On July 1st, 2020, version 2.0 of the DialoX platform has been released. Version 2 contains many improvements, especially around the area of Natural Language Processing. To support the introduction of the new natural language matcher (BML) we had to make some breaking changes. This document highlights those and providers pointers on how to address them.

  • String and Regular-expression based matches, in intents, dialog triggers and expecting: have been replaced with the new BubbleScript Matching Language (BML).
  • The answer and message user utterance variables now hold metadata (tokens, word_count, input_type, etc ) next to the utterance itself.
  • The intent and entity variable have been moved into the message variable.
  • When expecting an entity the entity's return value is now returned in answer.return

Automatic migration

As part of the deployment, we have automatically migrated all chatbots on our platform to address above changes. However, we have NOT published these changes to the BubbleScript code yet. Chatbots will be deactivated until their owner reviews the changes made by our migration bot and manually re-actives the chatbot.

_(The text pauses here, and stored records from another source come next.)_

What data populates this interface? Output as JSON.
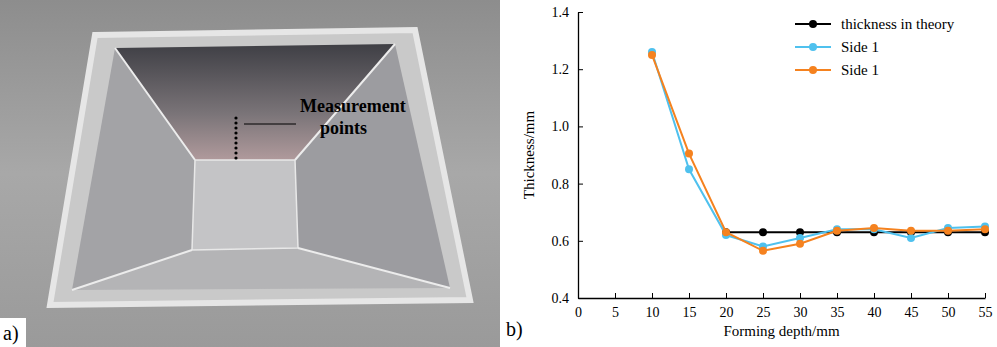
{
  "image": {
    "label": "a)",
    "annotations": [
      "Measurement points"
    ]
  },
  "chart_data": {
    "type": "line",
    "annotations": [
      "b)"
    ],
    "x_label": "Forming depth/mm",
    "y_label": "Thickness/mm",
    "x": [
      10,
      15,
      20,
      25,
      30,
      35,
      40,
      45,
      50,
      55
    ],
    "xlim": [
      0,
      55
    ],
    "xticks": [
      0,
      5,
      10,
      15,
      20,
      25,
      30,
      35,
      40,
      45,
      50,
      55
    ],
    "ylim": [
      0.4,
      1.4
    ],
    "yticks": [
      0.4,
      0.6,
      0.8,
      {
        "value": 1,
        "label": "1.0"
      },
      1.2,
      1.4
    ],
    "legend": "upper right",
    "marker": "circle",
    "series": [
      {
        "name": "thickness in theory",
        "color": "#000000",
        "values": [
          null,
          null,
          0.63,
          0.63,
          0.63,
          0.63,
          0.63,
          0.63,
          0.63,
          0.63
        ]
      },
      {
        "name": "Side 1",
        "color": "#4fc1ee",
        "values": [
          1.26,
          0.85,
          0.62,
          0.58,
          0.61,
          0.64,
          0.64,
          0.61,
          0.645,
          0.65
        ]
      },
      {
        "name": "Side 1",
        "color": "#f5821f",
        "values": [
          1.25,
          0.905,
          0.63,
          0.565,
          0.59,
          0.635,
          0.645,
          0.635,
          0.635,
          0.64
        ]
      }
    ]
  }
}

If you need help with migrating your chatbot, do not hesitate to reach out to us. Use the chat button in the bottom right, or e-mail us at

As a chatbot developer, it is your task to review these changes and then publish the bot again to put it online again. When reviewing your chatbot take note of the following gotchas and auto migrations:

Regular expressions

Regexes have been automatically translated to BML. Where a regex matches characters BML matches words, entities and POS tags. Auto-migration used the following rules:

regex BML
^ start of sentence [Start]
$ End of sentence [End]
(.*) anything _ (max 5 words)
\\d+ regex /\\d+/ regex in / note double escape
#<name:regex> capture /regex/[=name]
\?\! punctuation punctuation is optional
(a |b )(c | d) groups (a|b) (c|d) spacing between groups

Following patters are both valid in Regex and BML with the remark that BML will match words (and apply stemming) where regex matches strings. This also means BML ignores whitespace by default.

  • word
  • word|word

The documentation contains a chaptor on BML where you can read more about the language and how test your expressions.

Expecting literal string

Expecting with literal strings used to match the exact string and automatically create quick_replies.

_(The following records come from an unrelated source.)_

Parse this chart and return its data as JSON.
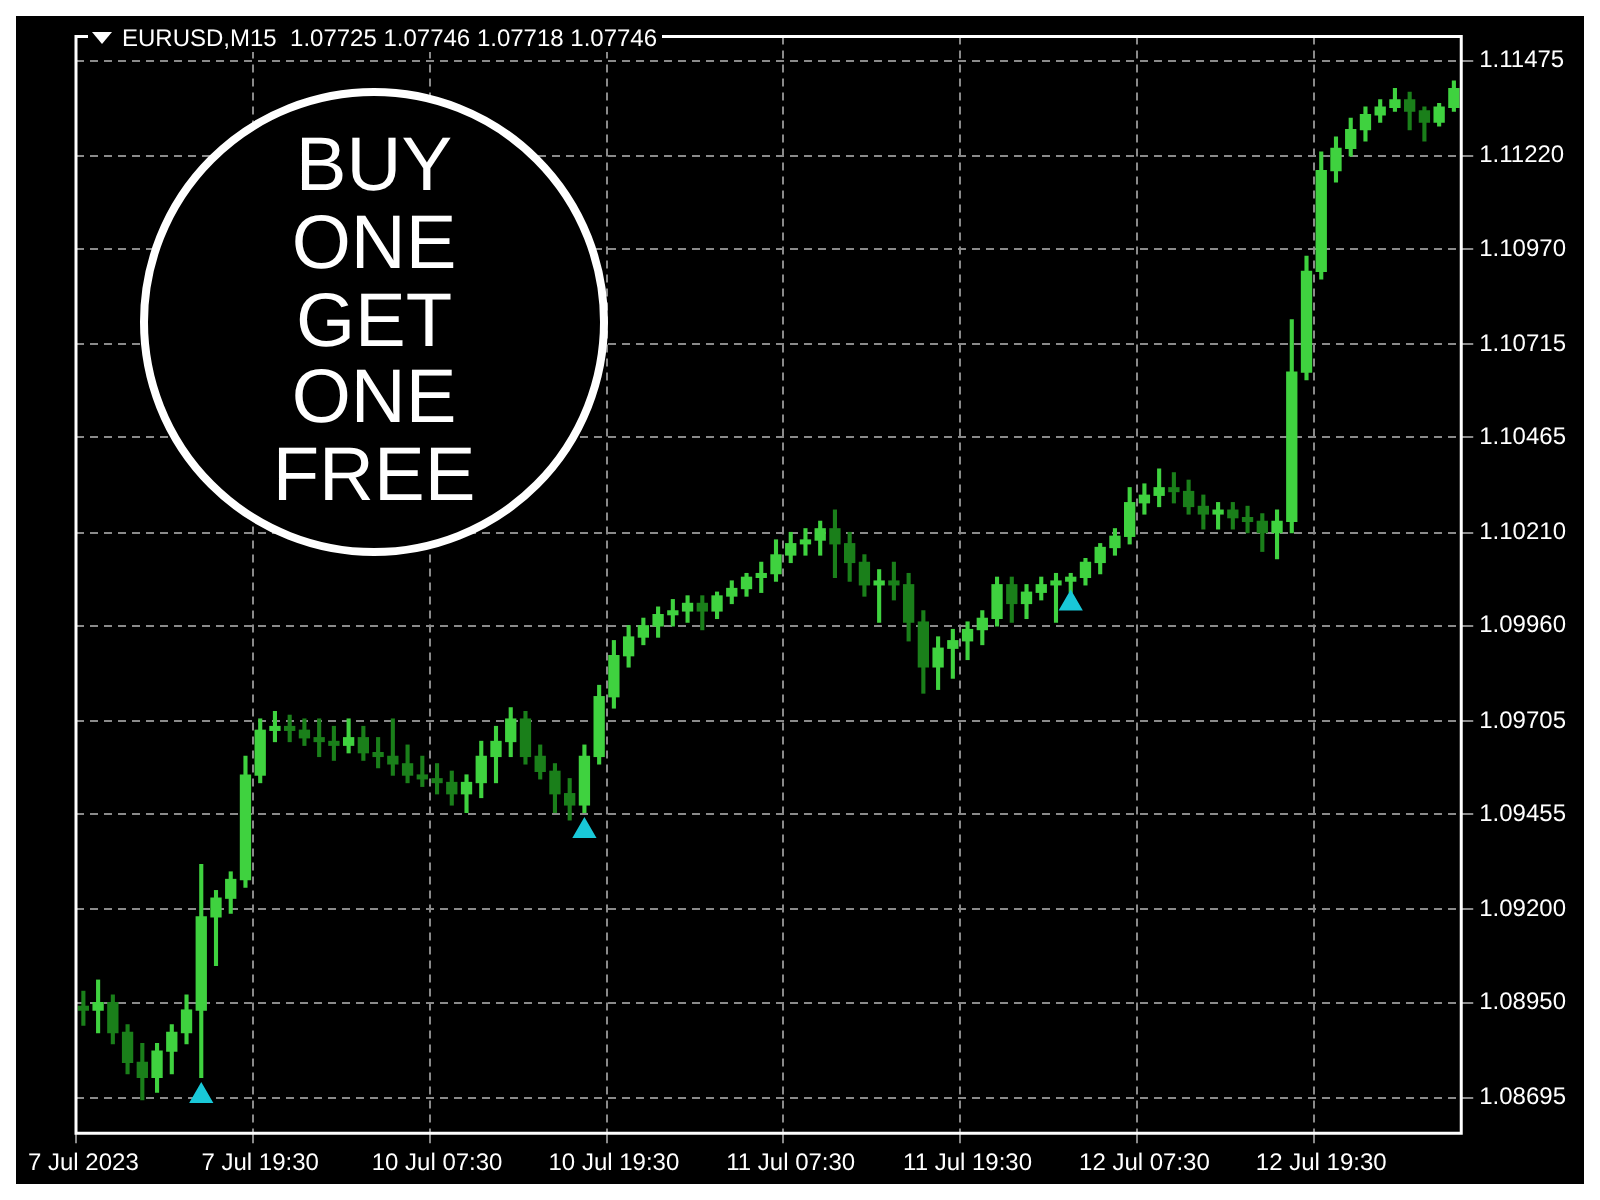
{
  "chart_data": {
    "type": "candlestick",
    "title": "EURUSD,M15  1.07725 1.07746 1.07718 1.07746",
    "categories": [
      "7 Jul 2023",
      null,
      null,
      null,
      null,
      null,
      null,
      null,
      null,
      null,
      null,
      null,
      "7 Jul 19:30",
      null,
      null,
      null,
      null,
      null,
      null,
      null,
      null,
      null,
      null,
      null,
      "10 Jul 07:30",
      null,
      null,
      null,
      null,
      null,
      null,
      null,
      null,
      null,
      null,
      null,
      "10 Jul 19:30",
      null,
      null,
      null,
      null,
      null,
      null,
      null,
      null,
      null,
      null,
      null,
      "11 Jul 07:30",
      null,
      null,
      null,
      null,
      null,
      null,
      null,
      null,
      null,
      null,
      null,
      "11 Jul 19:30",
      null,
      null,
      null,
      null,
      null,
      null,
      null,
      null,
      null,
      null,
      null,
      "12 Jul 07:30",
      null,
      null,
      null,
      null,
      null,
      null,
      null,
      null,
      null,
      null,
      null,
      "12 Jul 19:30",
      null,
      null,
      null,
      null,
      null,
      null,
      null,
      null,
      null
    ],
    "ohlc": [
      [
        1.0894,
        1.0898,
        1.0889,
        1.0893
      ],
      [
        1.0893,
        1.0901,
        1.0887,
        1.0895
      ],
      [
        1.0895,
        1.0897,
        1.0884,
        1.0887
      ],
      [
        1.0887,
        1.0889,
        1.0876,
        1.0879
      ],
      [
        1.0879,
        1.0884,
        1.0869,
        1.0875
      ],
      [
        1.0875,
        1.0884,
        1.0871,
        1.0882
      ],
      [
        1.0882,
        1.0889,
        1.0876,
        1.0887
      ],
      [
        1.0887,
        1.0897,
        1.0884,
        1.0893
      ],
      [
        1.0893,
        1.0932,
        1.0875,
        1.0918
      ],
      [
        1.0918,
        1.0925,
        1.0905,
        1.0923
      ],
      [
        1.0923,
        1.093,
        1.0919,
        1.0928
      ],
      [
        1.0928,
        1.0961,
        1.0926,
        1.0956
      ],
      [
        1.0956,
        1.0971,
        1.0954,
        1.0968
      ],
      [
        1.0968,
        1.0973,
        1.0965,
        1.0969
      ],
      [
        1.0969,
        1.0972,
        1.0965,
        1.0968
      ],
      [
        1.0968,
        1.0971,
        1.0964,
        1.0966
      ],
      [
        1.0966,
        1.0971,
        1.0961,
        1.0965
      ],
      [
        1.0965,
        1.0969,
        1.096,
        1.0964
      ],
      [
        1.0964,
        1.0971,
        1.0962,
        1.0966
      ],
      [
        1.0966,
        1.0969,
        1.096,
        1.0962
      ],
      [
        1.0962,
        1.0966,
        1.0958,
        1.0961
      ],
      [
        1.0961,
        1.0971,
        1.0956,
        1.0959
      ],
      [
        1.0959,
        1.0964,
        1.0954,
        1.0956
      ],
      [
        1.0956,
        1.0961,
        1.0953,
        1.0955
      ],
      [
        1.0955,
        1.0959,
        1.0951,
        1.0954
      ],
      [
        1.0954,
        1.0957,
        1.0948,
        1.0951
      ],
      [
        1.0951,
        1.0956,
        1.0946,
        1.0954
      ],
      [
        1.0954,
        1.0965,
        1.095,
        1.0961
      ],
      [
        1.0961,
        1.0969,
        1.0954,
        1.0965
      ],
      [
        1.0965,
        1.0974,
        1.0961,
        1.0971
      ],
      [
        1.0971,
        1.0973,
        1.0959,
        1.0961
      ],
      [
        1.0961,
        1.0964,
        1.0955,
        1.0957
      ],
      [
        1.0957,
        1.0959,
        1.0946,
        1.0951
      ],
      [
        1.0951,
        1.0955,
        1.0944,
        1.0948
      ],
      [
        1.0948,
        1.0964,
        1.0946,
        1.0961
      ],
      [
        1.0961,
        1.098,
        1.0959,
        1.0977
      ],
      [
        1.0977,
        1.0992,
        1.0974,
        1.0988
      ],
      [
        1.0988,
        1.0996,
        1.0985,
        1.0993
      ],
      [
        1.0993,
        1.0998,
        1.0991,
        1.0996
      ],
      [
        1.0996,
        1.1001,
        1.0993,
        1.0999
      ],
      [
        1.0999,
        1.1003,
        1.0996,
        1.1
      ],
      [
        1.1,
        1.1004,
        1.0997,
        1.1002
      ],
      [
        1.1002,
        1.1004,
        1.0995,
        1.1
      ],
      [
        1.1,
        1.1005,
        1.0998,
        1.1004
      ],
      [
        1.1004,
        1.1008,
        1.1002,
        1.1006
      ],
      [
        1.1006,
        1.101,
        1.1004,
        1.1009
      ],
      [
        1.1009,
        1.1013,
        1.1005,
        1.101
      ],
      [
        1.101,
        1.1019,
        1.1008,
        1.1015
      ],
      [
        1.1015,
        1.1021,
        1.1013,
        1.1018
      ],
      [
        1.1018,
        1.1022,
        1.1015,
        1.1019
      ],
      [
        1.1019,
        1.1024,
        1.1015,
        1.1022
      ],
      [
        1.1022,
        1.1027,
        1.1009,
        1.1018
      ],
      [
        1.1018,
        1.1021,
        1.1008,
        1.1013
      ],
      [
        1.1013,
        1.1015,
        1.1004,
        1.1007
      ],
      [
        1.1007,
        1.1011,
        1.0997,
        1.1008
      ],
      [
        1.1008,
        1.1013,
        1.1003,
        1.1007
      ],
      [
        1.1007,
        1.101,
        1.0992,
        1.0997
      ],
      [
        1.0997,
        1.1,
        1.0978,
        1.0985
      ],
      [
        1.0985,
        1.0993,
        1.0979,
        1.099
      ],
      [
        1.099,
        1.0995,
        1.0982,
        1.0992
      ],
      [
        1.0992,
        1.0997,
        1.0987,
        1.0995
      ],
      [
        1.0995,
        1.1,
        1.0991,
        1.0998
      ],
      [
        1.0998,
        1.1009,
        1.0996,
        1.1007
      ],
      [
        1.1007,
        1.1009,
        1.0997,
        1.1002
      ],
      [
        1.1002,
        1.1007,
        1.0998,
        1.1005
      ],
      [
        1.1005,
        1.1009,
        1.1003,
        1.1007
      ],
      [
        1.1007,
        1.101,
        1.0997,
        1.1008
      ],
      [
        1.1008,
        1.101,
        1.1005,
        1.1009
      ],
      [
        1.1009,
        1.1014,
        1.1007,
        1.1013
      ],
      [
        1.1013,
        1.1018,
        1.101,
        1.1017
      ],
      [
        1.1017,
        1.1022,
        1.1015,
        1.102
      ],
      [
        1.102,
        1.1033,
        1.1018,
        1.1029
      ],
      [
        1.1029,
        1.1034,
        1.1026,
        1.1031
      ],
      [
        1.1031,
        1.1038,
        1.1028,
        1.1033
      ],
      [
        1.1033,
        1.1037,
        1.1029,
        1.1032
      ],
      [
        1.1032,
        1.1035,
        1.1026,
        1.1028
      ],
      [
        1.1028,
        1.1031,
        1.1022,
        1.1026
      ],
      [
        1.1026,
        1.1029,
        1.1022,
        1.1027
      ],
      [
        1.1027,
        1.1029,
        1.1022,
        1.1025
      ],
      [
        1.1025,
        1.1028,
        1.1021,
        1.1024
      ],
      [
        1.1024,
        1.1026,
        1.1016,
        1.1021
      ],
      [
        1.1021,
        1.1027,
        1.1014,
        1.1024
      ],
      [
        1.1024,
        1.1078,
        1.1021,
        1.1064
      ],
      [
        1.1064,
        1.1095,
        1.1062,
        1.1091
      ],
      [
        1.1091,
        1.1123,
        1.1089,
        1.1118
      ],
      [
        1.1118,
        1.1127,
        1.1115,
        1.1124
      ],
      [
        1.1124,
        1.1132,
        1.1122,
        1.1129
      ],
      [
        1.1129,
        1.1135,
        1.1126,
        1.1133
      ],
      [
        1.1133,
        1.1137,
        1.1131,
        1.1135
      ],
      [
        1.1135,
        1.114,
        1.1134,
        1.1137
      ],
      [
        1.1137,
        1.1139,
        1.1129,
        1.1134
      ],
      [
        1.1134,
        1.1135,
        1.1126,
        1.1131
      ],
      [
        1.1131,
        1.1136,
        1.113,
        1.1135
      ],
      [
        1.1135,
        1.1142,
        1.1134,
        1.114
      ]
    ],
    "colors": [
      "#1a7f1a",
      "#3fd23f",
      "#1a7f1a",
      "#1a7f1a",
      "#1a7f1a",
      "#3fd23f",
      "#3fd23f",
      "#3fd23f",
      "#3fd23f",
      "#3fd23f",
      "#3fd23f",
      "#3fd23f",
      "#3fd23f",
      "#3fd23f",
      "#1a7f1a",
      "#1a7f1a",
      "#1a7f1a",
      "#1a7f1a",
      "#3fd23f",
      "#1a7f1a",
      "#1a7f1a",
      "#1a7f1a",
      "#1a7f1a",
      "#1a7f1a",
      "#1a7f1a",
      "#1a7f1a",
      "#3fd23f",
      "#3fd23f",
      "#3fd23f",
      "#3fd23f",
      "#1a7f1a",
      "#1a7f1a",
      "#1a7f1a",
      "#1a7f1a",
      "#3fd23f",
      "#3fd23f",
      "#3fd23f",
      "#3fd23f",
      "#3fd23f",
      "#3fd23f",
      "#3fd23f",
      "#3fd23f",
      "#1a7f1a",
      "#3fd23f",
      "#3fd23f",
      "#3fd23f",
      "#3fd23f",
      "#3fd23f",
      "#3fd23f",
      "#3fd23f",
      "#3fd23f",
      "#1a7f1a",
      "#1a7f1a",
      "#1a7f1a",
      "#3fd23f",
      "#1a7f1a",
      "#1a7f1a",
      "#1a7f1a",
      "#3fd23f",
      "#3fd23f",
      "#3fd23f",
      "#3fd23f",
      "#3fd23f",
      "#1a7f1a",
      "#3fd23f",
      "#3fd23f",
      "#3fd23f",
      "#3fd23f",
      "#3fd23f",
      "#3fd23f",
      "#3fd23f",
      "#3fd23f",
      "#3fd23f",
      "#3fd23f",
      "#1a7f1a",
      "#1a7f1a",
      "#1a7f1a",
      "#3fd23f",
      "#1a7f1a",
      "#1a7f1a",
      "#1a7f1a",
      "#3fd23f",
      "#3fd23f",
      "#3fd23f",
      "#3fd23f",
      "#3fd23f",
      "#3fd23f",
      "#3fd23f",
      "#3fd23f",
      "#3fd23f",
      "#1a7f1a",
      "#1a7f1a",
      "#3fd23f",
      "#3fd23f"
    ],
    "series": [
      {
        "type": "scatter",
        "color": "#19c8d8",
        "marker": "triangle",
        "values": [
          null,
          null,
          null,
          null,
          null,
          null,
          null,
          null,
          1.087,
          null,
          null,
          null,
          null,
          null,
          null,
          null,
          null,
          null,
          null,
          null,
          null,
          null,
          null,
          null,
          null,
          null,
          null,
          null,
          null,
          null,
          null,
          null,
          null,
          null,
          1.0941,
          null,
          null,
          null,
          null,
          null,
          null,
          null,
          null,
          null,
          null,
          null,
          null,
          null,
          null,
          null,
          null,
          null,
          null,
          null,
          null,
          null,
          null,
          null,
          null,
          null,
          null,
          null,
          null,
          null,
          null,
          null,
          null,
          1.1002,
          null,
          null,
          null,
          null,
          null,
          null,
          null,
          null,
          null,
          null,
          null,
          null,
          null,
          null,
          null,
          null,
          null,
          null,
          null,
          null,
          null,
          null,
          null,
          null,
          null,
          null
        ]
      }
    ],
    "ylim": [
      1.086,
      1.1154
    ],
    "yticks": [
      {
        "value": 1.11475,
        "label": "1.11475"
      },
      {
        "value": 1.1122,
        "label": "1.11220"
      },
      {
        "value": 1.1097,
        "label": "1.10970"
      },
      {
        "value": 1.10715,
        "label": "1.10715"
      },
      {
        "value": 1.10465,
        "label": "1.10465"
      },
      {
        "value": 1.1021,
        "label": "1.10210"
      },
      {
        "value": 1.0996,
        "label": "1.09960"
      },
      {
        "value": 1.09705,
        "label": "1.09705"
      },
      {
        "value": 1.09455,
        "label": "1.09455"
      },
      {
        "value": 1.092,
        "label": "1.09200"
      },
      {
        "value": 1.0895,
        "label": "1.08950"
      },
      {
        "value": 1.08695,
        "label": "1.08695"
      }
    ],
    "grid": true,
    "annotations": [
      "BUY ONE GET ONE FREE"
    ]
  }
}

ask "Shall we continue?", expecting: ["yes", "no"]

In the 2.0 platform, the above syntax still works. However, under the hood it is interpreted as the following:

ask "Shall we continue?",
 quick_replies: ["yes", "no"],
 expecting: [intent(label: "yes"), intent(label:"no")]

Using the message and answer variable

The message and answer variables now hold more structued information. They are now a "struct" with the following fields:

# Any BML captures will go here
captures: {}

# data from form submissions
data: null

# whether the message was typed or touched (clicked) or spoken
input_type: touch

# if an intent matched this message, its intent struct is stored here
intent: false

# locale of the message
locale: en

# reserved for future use

# list of tokenized sentences
- text: 'yes'
  # list of tokens
  - end: 3
    index: 0
    raw: 'yes'
    start: 0
    type: spacy
    # spacy tokens contain metadata. See the BML documentation
      lemma: 'yes'
      norm: 'yes'
      pos: INTJ
      tag: UH

# various message statistics
  token_count: 1
  word_count: 1

# the literal text
text: 'yes'

# the type of message
type: text

Although answer and message are a struct now, these variables still behave like they are a string when they are used in say, and in functions that expect a string input.

ask "Shall we continue?", expecting: ["yes", "no"]
if answer == "yes" do
    say answer + " is the correct response"

So in most cases the use of answer and message as string still works and no migration is required. To convert a struct to a string explicitly, use the new string() builtin function.